Once you have closed the zone properties window, click once in each of the other three corners (in order) on the board outline. Then, to complete the final segment, double-click on the original corner to end the zone. You should see red or green hatching (depending on which copper layer you used) on the edges of your PCB indicating the filled region, as shown in the image below.

Outline hatching

Generally you want to have a copper fill on both the top and bottom of the PCB. To add the fill on the other side, the easiest way is to right-click on the existing board edge, select “Zone outline”, then go to “Zones”->”Duplicate Zone”. This brings up the zone properties box for the new zone, so select the other copper layer and press “OK”.

To see the copper fills in your design, click on the “Show filled areas in zones” button, the 10th button in the left-size toolbar. The button below that will hide the fills. Then, you can run the DRC tool (Ladybug Checkmark in the top toolbar) which will fill all your zones. You should see something like the image below. The brown-yellow color is the combination of red (top side) and green (bottom side) copper fills. We can see the 20 mil clearance between the fill and non-ground copper, and the larger 40 mil clearance between the fill and GND pads.

Finished fills


Other tutorials in this series:

From → Kicad Tutorials

13 Comments Leave one →
  1. Slight correction:

    “The settings in the bottom half are *import* for …”

    I guess you meant “important”.

    Thanks for the excellent tutorial!

  2. If you want to connect filled zones on both sides of a 2 layer board together, take a look at https://bugs.launchpad.net/kicad/+bug/999057/comments/4

    It’s a hack but it’s the cleanest way of doing this as of now.

  3. László, thank you very much for the comment and the compliments, I have updated fixed the “import” into “important”. Glad you liked the tutorial!

  4. Mansour, that is a very useful link, thanks for sharing!

  5. Dan permalink

    Text “First, select the proper tool from the toolbar on the right side of the screen. Also, ensure that you have selected one of the copper layers (such as “Front” or “F.Cu”).”, would be more helpful if it were written as sequential operations (in this case, “First” is not first); and specify the tool since it can be known in advance:
    “First, ensure that you have selected one of the copper layers (such as “Front” or “F.Cu”). Then, select the “Add Filled Zones” from the toolbar on the right side of the screen.”, etc.

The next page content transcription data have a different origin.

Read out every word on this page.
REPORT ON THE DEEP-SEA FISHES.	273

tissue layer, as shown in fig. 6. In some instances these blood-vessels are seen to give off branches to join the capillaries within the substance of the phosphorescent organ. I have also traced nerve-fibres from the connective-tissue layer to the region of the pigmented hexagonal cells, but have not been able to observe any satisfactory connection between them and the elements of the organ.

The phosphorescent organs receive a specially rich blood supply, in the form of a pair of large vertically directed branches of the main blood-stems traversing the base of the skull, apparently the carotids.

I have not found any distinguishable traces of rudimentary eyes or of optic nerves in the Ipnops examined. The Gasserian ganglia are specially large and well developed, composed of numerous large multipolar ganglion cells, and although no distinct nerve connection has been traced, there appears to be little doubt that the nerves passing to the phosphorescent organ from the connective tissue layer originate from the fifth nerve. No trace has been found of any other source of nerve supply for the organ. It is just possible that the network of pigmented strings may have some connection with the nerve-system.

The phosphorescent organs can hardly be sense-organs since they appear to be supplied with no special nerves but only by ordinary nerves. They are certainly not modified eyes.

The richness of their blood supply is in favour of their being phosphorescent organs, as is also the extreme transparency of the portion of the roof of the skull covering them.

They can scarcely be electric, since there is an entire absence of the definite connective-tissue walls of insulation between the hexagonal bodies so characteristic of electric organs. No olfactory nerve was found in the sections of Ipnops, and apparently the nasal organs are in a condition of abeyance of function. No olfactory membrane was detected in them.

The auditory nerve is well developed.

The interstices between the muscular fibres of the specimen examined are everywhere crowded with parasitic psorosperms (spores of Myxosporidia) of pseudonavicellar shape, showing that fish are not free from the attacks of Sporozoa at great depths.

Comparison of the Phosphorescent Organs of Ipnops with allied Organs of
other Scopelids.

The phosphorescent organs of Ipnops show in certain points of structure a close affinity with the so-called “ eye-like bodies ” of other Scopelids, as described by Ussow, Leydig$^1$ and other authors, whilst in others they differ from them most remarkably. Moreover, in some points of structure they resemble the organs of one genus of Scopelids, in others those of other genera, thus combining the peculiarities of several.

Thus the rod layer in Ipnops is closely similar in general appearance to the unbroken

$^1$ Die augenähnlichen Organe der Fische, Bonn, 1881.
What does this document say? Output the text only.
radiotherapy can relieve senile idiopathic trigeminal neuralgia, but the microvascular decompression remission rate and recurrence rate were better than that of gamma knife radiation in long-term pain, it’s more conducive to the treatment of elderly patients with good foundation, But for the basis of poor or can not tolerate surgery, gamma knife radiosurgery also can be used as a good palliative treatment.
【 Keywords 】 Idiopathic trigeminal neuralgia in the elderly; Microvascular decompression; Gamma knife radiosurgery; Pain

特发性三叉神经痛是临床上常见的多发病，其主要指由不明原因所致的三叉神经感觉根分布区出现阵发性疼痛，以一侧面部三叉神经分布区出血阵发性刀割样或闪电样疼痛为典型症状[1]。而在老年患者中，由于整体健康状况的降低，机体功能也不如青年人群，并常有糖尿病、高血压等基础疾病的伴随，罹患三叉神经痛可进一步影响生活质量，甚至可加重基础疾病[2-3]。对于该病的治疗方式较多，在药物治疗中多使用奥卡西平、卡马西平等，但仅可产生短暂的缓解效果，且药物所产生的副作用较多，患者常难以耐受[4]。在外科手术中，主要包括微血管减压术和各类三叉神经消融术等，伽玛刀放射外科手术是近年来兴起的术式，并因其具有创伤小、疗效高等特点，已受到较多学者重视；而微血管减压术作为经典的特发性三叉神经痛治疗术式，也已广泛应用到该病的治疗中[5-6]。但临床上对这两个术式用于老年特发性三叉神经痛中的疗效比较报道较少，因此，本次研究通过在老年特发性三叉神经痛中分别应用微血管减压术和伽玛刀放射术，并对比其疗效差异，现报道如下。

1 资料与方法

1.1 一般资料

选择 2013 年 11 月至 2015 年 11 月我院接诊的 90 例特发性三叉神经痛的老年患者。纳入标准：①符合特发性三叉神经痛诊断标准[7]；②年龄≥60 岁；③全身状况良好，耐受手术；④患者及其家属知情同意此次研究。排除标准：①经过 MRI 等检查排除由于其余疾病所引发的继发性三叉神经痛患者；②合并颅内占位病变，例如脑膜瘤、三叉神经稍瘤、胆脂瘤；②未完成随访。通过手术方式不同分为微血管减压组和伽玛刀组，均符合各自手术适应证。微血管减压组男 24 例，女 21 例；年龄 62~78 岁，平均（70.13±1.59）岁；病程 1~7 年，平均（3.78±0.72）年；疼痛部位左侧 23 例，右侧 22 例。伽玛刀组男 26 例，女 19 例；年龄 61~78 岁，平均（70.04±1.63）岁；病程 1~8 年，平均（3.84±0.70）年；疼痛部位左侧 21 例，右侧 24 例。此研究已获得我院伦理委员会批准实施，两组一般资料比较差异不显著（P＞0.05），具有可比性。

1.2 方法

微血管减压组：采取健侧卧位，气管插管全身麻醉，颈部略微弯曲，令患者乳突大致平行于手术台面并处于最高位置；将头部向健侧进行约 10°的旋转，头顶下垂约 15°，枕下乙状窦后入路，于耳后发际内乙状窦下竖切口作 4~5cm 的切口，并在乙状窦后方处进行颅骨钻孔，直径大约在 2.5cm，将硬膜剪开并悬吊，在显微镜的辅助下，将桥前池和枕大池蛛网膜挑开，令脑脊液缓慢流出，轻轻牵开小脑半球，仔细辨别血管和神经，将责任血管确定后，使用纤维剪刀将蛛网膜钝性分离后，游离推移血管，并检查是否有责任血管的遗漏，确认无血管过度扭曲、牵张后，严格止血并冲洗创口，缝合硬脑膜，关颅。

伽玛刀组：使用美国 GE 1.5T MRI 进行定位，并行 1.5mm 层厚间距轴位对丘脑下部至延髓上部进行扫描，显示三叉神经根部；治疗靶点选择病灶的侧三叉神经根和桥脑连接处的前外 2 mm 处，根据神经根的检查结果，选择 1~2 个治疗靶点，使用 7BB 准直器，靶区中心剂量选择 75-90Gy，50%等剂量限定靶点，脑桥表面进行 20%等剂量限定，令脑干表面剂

    Also, Text “To add the fill on the other side, the easiest way is to right-click on the board edge,” should read “To add the fill on the other side, the easiest way is to right-click on the EXISTING ZONE edge,”, etc.

    Thanks for this helpful tutorial.

  6. Hi Dan, thanks for the suggested tweaks to the wording to reduce confusion. I have updated the text of this post to improve understanding as you suggested. Thanks again! -Layne

  7. Info permalink

    Delete a filled zone with mouse over one of the edge segments and hit Del.

  8. Giovanni permalink

    Hi Layne,

    Any way to add restrict zones (like in Eagle) to stop kicad from filling certain areas with copper without having a component there?

    Good tutorial!

  9. Hi Giovanni, good question. There is a way to do this. Right-click on the zone outline, then select “Zones” -> “Add Cutout Area”. Now you can use the cursor to define a closed region that will be subtracted from the current zone. You can use this multiple times to create multiple keep-out areas in your fill. Hope that helps!

  10. Thank you very much for this! 🙂

  11. there is something seriously overlooked here.
    I have multiple nets as a polygon, then when I make a copper pour, it will run straight into another polygon net.
    this is terrible. can someone explain how this is even possible?

  12. liam permalink

    hey is this like a test pad in the terms of it being exsposed.

  13. admin permalink

    Hi Liam, making a copper fill region will not affect the soldermask that is typically overlaid on top of the copper, so it will not make a test pad. You should probably add a test pad component to your schematic and map it to a simple circle pad footprint, if that’s what you’re trying to do. Good luck!